On Sun, Apr 4, 2021 at 10:29 PM Eugene Grosbein <eugen at grosbein.net>
wrote:
> On 05.04.2021 06:25, Dave Cottlehuber wrote:
>
> > Eugene mentioned the convenience of ftpd in the same sentence as
ipsec.
> > I'm willing to bet those systems have ports installed too.
>
> Ports/packages are great but they are not replacement for solid operating
> system
> with bundled software tested and proven with time.
>
> > If speed is an issue, HTTP supports pipelining, compression, chunked
> > encoding, & parallel connections. I'm not sure ftpd is even in
the same
> > game anymore.
>
> Compression and various encodings of raw data are not good for speed.
> sendfile(2) system call used by ftpd to send raw data is good for speed.

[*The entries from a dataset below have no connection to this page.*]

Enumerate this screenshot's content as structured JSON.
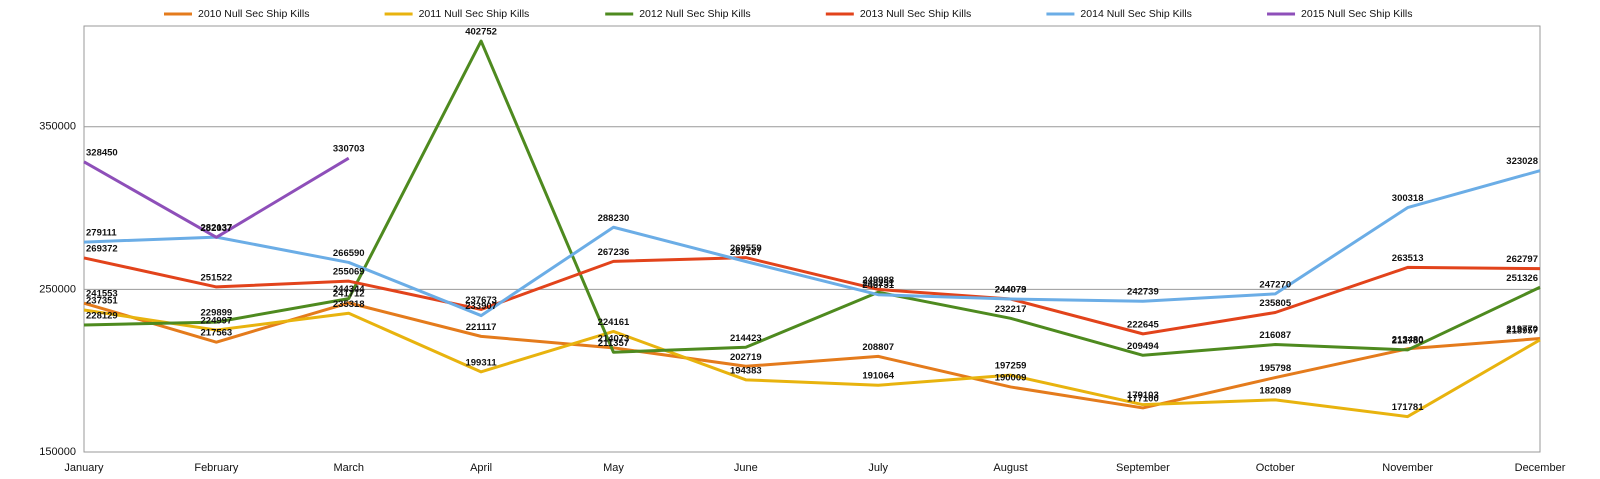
{
  "chart_data": {
    "type": "line",
    "categories": [
      "January",
      "February",
      "March",
      "April",
      "May",
      "June",
      "July",
      "August",
      "September",
      "October",
      "November",
      "December"
    ],
    "ylim": [
      150000,
      412000
    ],
    "yticks": [
      150000,
      250000,
      350000
    ],
    "grid": true,
    "legend": "top",
    "series": [
      {
        "name": "2010 Null Sec Ship Kills",
        "color": "#e47b1c",
        "values": [
          241553,
          217563,
          241712,
          221117,
          214073,
          202719,
          208807,
          190009,
          177100,
          195798,
          213480,
          219770
        ]
      },
      {
        "name": "2011 Null Sec Ship Kills",
        "color": "#e8b30e",
        "values": [
          237351,
          224997,
          235318,
          199311,
          224161,
          194383,
          191064,
          197259,
          179103,
          182089,
          171781,
          218957
        ]
      },
      {
        "name": "2012 Null Sec Ship Kills",
        "color": "#4e8a1f",
        "values": [
          228129,
          229899,
          244344,
          402752,
          211357,
          214423,
          248251,
          232217,
          209494,
          216087,
          212780,
          251326
        ]
      },
      {
        "name": "2013 Null Sec Ship Kills",
        "color": "#e2431b",
        "values": [
          269372,
          251522,
          255069,
          237673,
          267236,
          269559,
          249988,
          244079,
          222645,
          235805,
          263513,
          262797
        ]
      },
      {
        "name": "2014 Null Sec Ship Kills",
        "color": "#6bade6",
        "values": [
          279111,
          282137,
          266590,
          233907,
          288230,
          267167,
          246731,
          244073,
          242739,
          247270,
          300318,
          323028
        ]
      },
      {
        "name": "2015 Null Sec Ship Kills",
        "color": "#8e4fb9",
        "values": [
          328450,
          282037,
          330703,
          null,
          null,
          null,
          null,
          null,
          null,
          null,
          null,
          null
        ]
      }
    ]
  }
}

> Unlimited CPU power should not be assumed.
>
> > The more code we hang onto in base, the larger the millstone around
our
> > necks when moving forwards. Each individual opportunity to slim down
> > base *in itself* is not significant, but cumulatively they represent
> > gridlock.
> >
> > For each removal or deprecation, please consider, is this worth
holding
> > the project back for?
>
> Our ftpd code does not hold the project back in any way. It's here, it
> works, it's very good.
>
> High quality bundled software is what we love FreeBSD for.
> Unfortunately, ports tend to rot more quick due to some known reasons.
>
I wouldn't say that anything is "very good" when it has no test
suite
whatsoever. If you want to help, you could write one. You might take a
look at libexec/tftpd/tests/ to get started.